As I mentioned in my introduction post, we are managing an established blueberry plot (4.25 acres) on my family's homestead farm in south Georgia with almost 2500 mature berry bushes. The berries were not tended for two whole seasons while the farm was on the market, so we must do some serious rehab which includes new natural mulch, organic matter soil amendments, and a complete irrigation system overhaul. The existing overhead sprinler irrigation system is supplied by a deep well with what we suspect is a 5hp pump of unknown specs/mfgr. All we know for certain is that the electrical power and water consumption of that system is ridiculously expensive and inefficient.

That said, we would still need to keep the existing system operable to protect the berries in the event of a late frost. I am currently trying to do my homework on converting the entire field over to drip irrigation, hopefully to be supplied by a combination of rainwater collection and our 2 acre pond.

Checking historical precip data reveals that our location has averaged 47 inches of rainfall annually over the last 30 years. After doing surface area calcs of our buildings, we have a potential of catching 3000 gallons of water per 1" rainfall event.

Some potential issues would be the distance water would need to be pumped from the rainfall tanks and from the pond to the farthest driptape zone headers. The distance from the pond to the farthest zone would be right at 600 feet. The rainwater tank, depending on final location, could be as much as 500 feet from that same zone.

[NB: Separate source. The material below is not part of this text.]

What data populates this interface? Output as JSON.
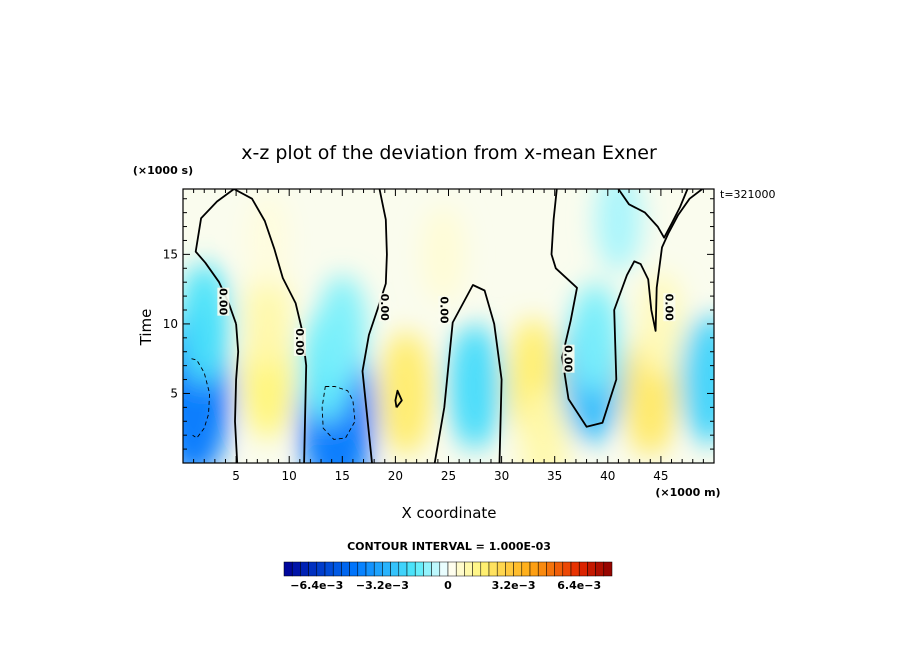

Give these variables, I'm not clear on the best system design approach and suspect that it may be necessary to pump the pond water and rainwater to yet another storage tank that is located more centrally to all the drip zones.

I've uploaded an overhead satellite view of the farm layout from Google Earth in the hopes that someone could make some suggestions on how to most efficiently (cost and function-wise) configure this system and which components to use. We will likely have a bank of IBC totes for rain catchment unless we can find a single 5000 gallon or larger poly tank at a better total cost. Ideally, I would like to have at least 30000 gallons of storage which would enable me to supply the equivalent of a 1" rainfall to the berries directly from storage. But we will likely start with about 5000 gallons and pump the rest from the pond.

We have approx. 11000 linear feet of berry bush rows with 4 foot wide mulch beds and total irrigation surface area of 44000 SF (roughly 1 acre net). After using the drip tape estimator at Dripworks I think it would be best to shoot for a flow rate from the supply of 500 GPH. We could probably make it work with 300 GPH, but the higher flow would allow us to have fewer and larger tape zones in rotation. I want to be able to deliver the equivalent of a 1" weekly rainfall in the event we go for an entire week or more without rain. This would require the system be able to deliver 27000 gallons of water over 7 days. We would be using a 15 mil low-flow 8" OC tape with average row lengths around 275 feet. At 300 GPH flow available, then 80% of available water would be 240 GPH. With this config, we would have 13 zones of 4 tapes each. At this flow rate, it would take about 113 hours to achieve 27000 gallon total delivery. There are 168 hours in one week, so this is doable. However, with 500 GPH available, I can configure seven zones of seven tapes each which would allow us to rotate through the field faster which may help us better reduce heat stress on the bushes during the daytime.

My musings on all this may or may not be relevant, so I am eager to hear what suggestions others may have on what is the best way to go in terms of design, components, and capabilities. I thank you all in advance for any information offered.